El comportamiento de
unos y otros durante la misma guerra no puede producir más que horror. Los golpistas
fueron crueles y las consecuencias de
su triunfo son conocidas por todos, nada humanitarias. En España hubo condenas
a muerte por motivos políticos hasta el mismo 1975, año del fallecimiento de
Franco. Se persiguió cruelmente a estudiantes idealistas que luchaban por un
mundo mejor, y una vez eliminados se les quiso injuriar hasta los extremos más
denigrantes, caso del recordado Enrique
Ruano. En el mundo obrero, personalidades de la talla de Marcelino Camacho
padecieron interminables años de cárcel. Pero canallas hubo en todos lados, también en el republicano. No es
posible olvidar las “sacas” de Madrid, Barcelona, basta con leer Los cipreses creen en Dios de Gironella
para recordarlo, y demás lugares donde triunfó la legalidad. La represión,
sádica y enferma, que sufrió la Iglesia fue impropia de un país civilizado,
realmente es que no lo fuimos.
Es preciso sentir vergüenza.
Es nuestra historia y todos fueron responsables, desde luego unos en mayor
medida que otros.
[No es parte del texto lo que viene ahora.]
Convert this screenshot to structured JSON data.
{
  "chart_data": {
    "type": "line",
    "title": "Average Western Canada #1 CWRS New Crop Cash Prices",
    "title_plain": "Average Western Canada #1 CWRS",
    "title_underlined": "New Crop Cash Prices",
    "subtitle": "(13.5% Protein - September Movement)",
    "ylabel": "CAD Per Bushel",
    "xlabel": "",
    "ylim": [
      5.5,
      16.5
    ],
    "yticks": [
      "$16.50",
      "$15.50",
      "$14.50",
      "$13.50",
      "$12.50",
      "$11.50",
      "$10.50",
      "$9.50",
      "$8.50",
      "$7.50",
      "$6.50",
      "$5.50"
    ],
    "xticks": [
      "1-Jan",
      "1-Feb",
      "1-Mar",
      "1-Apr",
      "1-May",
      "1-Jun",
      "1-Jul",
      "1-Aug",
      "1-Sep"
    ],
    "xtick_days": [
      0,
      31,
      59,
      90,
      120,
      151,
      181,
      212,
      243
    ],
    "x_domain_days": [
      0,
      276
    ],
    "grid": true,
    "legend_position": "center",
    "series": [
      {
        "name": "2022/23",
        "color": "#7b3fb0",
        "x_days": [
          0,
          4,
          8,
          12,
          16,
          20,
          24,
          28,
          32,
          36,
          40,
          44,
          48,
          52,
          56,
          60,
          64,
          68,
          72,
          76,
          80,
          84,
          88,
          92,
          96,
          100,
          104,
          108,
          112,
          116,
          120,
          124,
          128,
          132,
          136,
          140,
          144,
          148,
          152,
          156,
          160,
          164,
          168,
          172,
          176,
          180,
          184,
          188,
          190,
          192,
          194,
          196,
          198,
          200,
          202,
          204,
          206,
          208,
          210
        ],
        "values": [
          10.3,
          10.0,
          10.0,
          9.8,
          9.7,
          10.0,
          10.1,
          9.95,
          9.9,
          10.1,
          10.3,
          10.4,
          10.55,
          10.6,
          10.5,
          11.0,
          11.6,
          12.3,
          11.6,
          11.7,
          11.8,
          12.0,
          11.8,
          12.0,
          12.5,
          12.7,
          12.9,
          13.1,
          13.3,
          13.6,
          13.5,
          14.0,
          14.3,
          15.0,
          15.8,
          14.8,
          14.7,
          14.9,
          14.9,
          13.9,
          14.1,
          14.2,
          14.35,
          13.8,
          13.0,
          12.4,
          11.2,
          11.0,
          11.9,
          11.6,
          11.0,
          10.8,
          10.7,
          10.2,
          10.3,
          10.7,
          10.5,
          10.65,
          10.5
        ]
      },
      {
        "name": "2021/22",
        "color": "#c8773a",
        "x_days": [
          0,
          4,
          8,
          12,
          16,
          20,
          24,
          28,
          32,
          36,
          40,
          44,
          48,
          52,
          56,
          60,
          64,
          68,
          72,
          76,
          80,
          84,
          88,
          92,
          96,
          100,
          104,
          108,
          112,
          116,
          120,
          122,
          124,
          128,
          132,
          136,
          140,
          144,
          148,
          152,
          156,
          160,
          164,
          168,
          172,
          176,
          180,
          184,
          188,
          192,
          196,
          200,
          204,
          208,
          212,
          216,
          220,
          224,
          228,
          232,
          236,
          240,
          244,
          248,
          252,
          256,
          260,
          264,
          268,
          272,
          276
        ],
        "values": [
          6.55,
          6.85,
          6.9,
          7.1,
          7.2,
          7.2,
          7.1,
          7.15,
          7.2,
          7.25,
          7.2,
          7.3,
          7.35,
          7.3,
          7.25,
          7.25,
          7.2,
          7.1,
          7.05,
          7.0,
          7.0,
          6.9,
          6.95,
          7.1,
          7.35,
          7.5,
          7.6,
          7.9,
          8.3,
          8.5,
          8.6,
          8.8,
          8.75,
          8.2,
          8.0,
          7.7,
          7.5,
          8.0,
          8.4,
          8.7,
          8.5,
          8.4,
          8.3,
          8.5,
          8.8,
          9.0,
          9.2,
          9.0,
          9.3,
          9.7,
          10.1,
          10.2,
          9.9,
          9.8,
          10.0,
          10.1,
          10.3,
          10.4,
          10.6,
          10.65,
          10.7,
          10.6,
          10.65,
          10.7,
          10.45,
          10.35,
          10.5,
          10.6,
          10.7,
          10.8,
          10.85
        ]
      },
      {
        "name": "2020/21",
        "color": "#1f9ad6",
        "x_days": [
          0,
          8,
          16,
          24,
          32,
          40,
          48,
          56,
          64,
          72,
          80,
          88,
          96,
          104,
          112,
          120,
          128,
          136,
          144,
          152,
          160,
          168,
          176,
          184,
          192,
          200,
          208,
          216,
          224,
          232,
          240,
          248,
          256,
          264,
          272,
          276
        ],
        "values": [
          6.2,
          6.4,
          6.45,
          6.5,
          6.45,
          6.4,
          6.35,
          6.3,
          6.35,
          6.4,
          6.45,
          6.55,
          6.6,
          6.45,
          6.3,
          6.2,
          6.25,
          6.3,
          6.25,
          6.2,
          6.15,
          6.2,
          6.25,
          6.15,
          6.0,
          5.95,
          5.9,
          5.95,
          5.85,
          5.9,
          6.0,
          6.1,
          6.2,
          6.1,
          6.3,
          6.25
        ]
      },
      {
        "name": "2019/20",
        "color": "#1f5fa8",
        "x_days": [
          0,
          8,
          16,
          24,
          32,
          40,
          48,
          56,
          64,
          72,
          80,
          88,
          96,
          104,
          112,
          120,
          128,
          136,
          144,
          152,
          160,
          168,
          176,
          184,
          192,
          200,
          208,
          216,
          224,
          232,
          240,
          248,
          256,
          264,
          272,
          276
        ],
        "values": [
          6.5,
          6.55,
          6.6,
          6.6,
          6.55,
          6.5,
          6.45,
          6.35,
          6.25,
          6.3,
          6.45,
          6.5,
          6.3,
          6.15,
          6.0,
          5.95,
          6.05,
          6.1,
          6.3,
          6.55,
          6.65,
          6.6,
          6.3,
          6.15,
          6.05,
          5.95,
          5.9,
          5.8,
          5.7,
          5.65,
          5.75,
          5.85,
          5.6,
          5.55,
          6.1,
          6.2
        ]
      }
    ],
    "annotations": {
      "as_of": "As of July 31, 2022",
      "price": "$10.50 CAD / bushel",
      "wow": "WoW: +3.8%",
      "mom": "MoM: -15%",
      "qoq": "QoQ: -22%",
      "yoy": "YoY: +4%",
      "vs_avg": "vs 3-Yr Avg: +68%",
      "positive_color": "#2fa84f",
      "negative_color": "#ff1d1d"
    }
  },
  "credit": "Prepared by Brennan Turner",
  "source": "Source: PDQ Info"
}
Ya va siendo hora de terminar. ¿Por qué no nos dedicamos a
construir un futuro desde la generosidad, es decir, desde la defensa del
régimen constitucional y de la soberanía de todos y cada uno de los españoles? Resulta
asombroso que a estas alturas sigamos arrojándonos muertos a la cara, y se
considere progresista buscar la forma adecuada para exhumar a un dictador. La memoria sin generosidad y sin
amor no es más que rencor. Julián Zugazagoitia, basta con leer su Guerra y vicisitudes de los españoles, no hubiera comprendido la mezquindad y falta
de visión de nuestros actuales dirigentes. Parece un problema de torpeza.
Utilizando palabras
del gran dramaturgo Priestley,
podríamos decir que nuestro país se encuentra ante una nueva “esquina
peligrosa”, la de Cataluña. ¿Seremos capaces de actuar con un mínimo de
categoría? Es difícil con políticos tan narcisistas y niños como los actuales.